23歳未満の扶養親族がいる居住者に対して、令和8年分における新生命保険料に係る一般生命保険料控除について、現行の控除限度額4万円に加え、さらに2万円が上乗せされ、合計で6万円まで控除可能となります。

なお、この見直しは令和8年分について適用される1年間の時限的措置で、新生命保険料および旧生命保険料を支払った場合の一般生命保険料控除の控除限度額も6万円となります。
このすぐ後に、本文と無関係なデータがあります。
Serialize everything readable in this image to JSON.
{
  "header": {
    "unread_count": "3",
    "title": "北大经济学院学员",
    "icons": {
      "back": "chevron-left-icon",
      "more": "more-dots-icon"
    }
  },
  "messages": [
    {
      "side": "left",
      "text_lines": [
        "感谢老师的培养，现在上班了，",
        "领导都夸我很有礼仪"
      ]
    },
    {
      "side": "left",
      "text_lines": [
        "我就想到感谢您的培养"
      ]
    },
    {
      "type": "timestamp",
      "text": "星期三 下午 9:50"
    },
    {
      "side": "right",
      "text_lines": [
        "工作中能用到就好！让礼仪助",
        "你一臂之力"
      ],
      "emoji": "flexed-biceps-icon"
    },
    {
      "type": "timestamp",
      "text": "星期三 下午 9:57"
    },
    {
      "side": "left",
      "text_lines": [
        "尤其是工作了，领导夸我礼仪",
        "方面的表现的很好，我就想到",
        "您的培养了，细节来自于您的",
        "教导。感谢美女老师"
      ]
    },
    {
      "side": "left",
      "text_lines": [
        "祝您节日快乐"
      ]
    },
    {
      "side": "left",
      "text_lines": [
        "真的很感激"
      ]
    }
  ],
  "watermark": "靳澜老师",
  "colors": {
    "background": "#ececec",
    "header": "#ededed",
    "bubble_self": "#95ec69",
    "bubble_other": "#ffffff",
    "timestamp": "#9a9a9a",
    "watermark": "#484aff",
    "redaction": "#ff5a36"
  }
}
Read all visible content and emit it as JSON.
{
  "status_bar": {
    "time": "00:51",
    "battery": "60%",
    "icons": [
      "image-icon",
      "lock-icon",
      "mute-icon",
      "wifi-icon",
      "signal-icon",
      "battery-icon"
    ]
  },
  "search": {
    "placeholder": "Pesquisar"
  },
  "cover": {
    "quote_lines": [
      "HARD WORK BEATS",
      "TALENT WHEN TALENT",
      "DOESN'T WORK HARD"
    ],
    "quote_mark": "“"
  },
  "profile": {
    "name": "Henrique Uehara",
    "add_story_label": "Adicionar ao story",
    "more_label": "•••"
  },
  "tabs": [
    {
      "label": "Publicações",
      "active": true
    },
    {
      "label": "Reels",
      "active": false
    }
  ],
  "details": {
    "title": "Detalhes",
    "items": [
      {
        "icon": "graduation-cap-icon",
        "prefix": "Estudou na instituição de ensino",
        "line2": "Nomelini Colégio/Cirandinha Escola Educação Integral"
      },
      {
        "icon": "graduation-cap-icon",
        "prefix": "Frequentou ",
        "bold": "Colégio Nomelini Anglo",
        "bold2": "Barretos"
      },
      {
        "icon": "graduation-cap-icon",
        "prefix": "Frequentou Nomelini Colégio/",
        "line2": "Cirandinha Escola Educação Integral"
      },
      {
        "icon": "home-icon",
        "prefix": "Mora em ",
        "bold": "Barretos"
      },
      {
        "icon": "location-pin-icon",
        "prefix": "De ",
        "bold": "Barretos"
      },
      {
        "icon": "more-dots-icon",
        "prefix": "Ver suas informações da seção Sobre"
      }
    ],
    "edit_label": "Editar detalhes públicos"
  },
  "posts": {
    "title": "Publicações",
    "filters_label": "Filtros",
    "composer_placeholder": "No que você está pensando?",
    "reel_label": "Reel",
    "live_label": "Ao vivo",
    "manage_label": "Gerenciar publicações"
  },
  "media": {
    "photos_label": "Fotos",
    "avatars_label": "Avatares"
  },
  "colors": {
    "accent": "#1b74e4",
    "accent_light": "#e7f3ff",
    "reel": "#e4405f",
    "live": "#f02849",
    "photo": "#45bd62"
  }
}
ただし、一般生命保険料・介護医療保険料・個人年金保険料を合わせた全体の控除限度額(12万円)については現行から変更ありません。

子育て世帯向け住宅ローン控除の優遇措置拡大

特例対象個人(※)が認定住宅などを新築等で取得し、令和7年中にその住宅へ入居した場合、住宅ローン控除における借入限度額が引き上げられます。

区分特例対象個人左記以外(一般個人)
認定住宅5,000万円4,500万円
ZEH水準省エネ住宅4,500万円3,500万円
省エネ基準適合住宅4,000万円3,000万円

※「19歳未満の子を有する世帯」又は「夫婦のいずれかが40歳未満の世帯」
参考( https://www.mlit.go.jp/report/press/content/001854843.pdf

おわりに

今回は、令和7年度税制改正に関する解説として、個人所得税に関する主要な改正ポイントをご紹介しました。特に「103万円の壁」に代表されるように、多くの方々に影響を及ぼす見直しが行われています。

年末調整や確定申告の時期には、今回の改正内容を改めて確認しておくことで、適切な対応が可能となります。制度を正しく理解し、必要に応じた対応を行うことが重要です。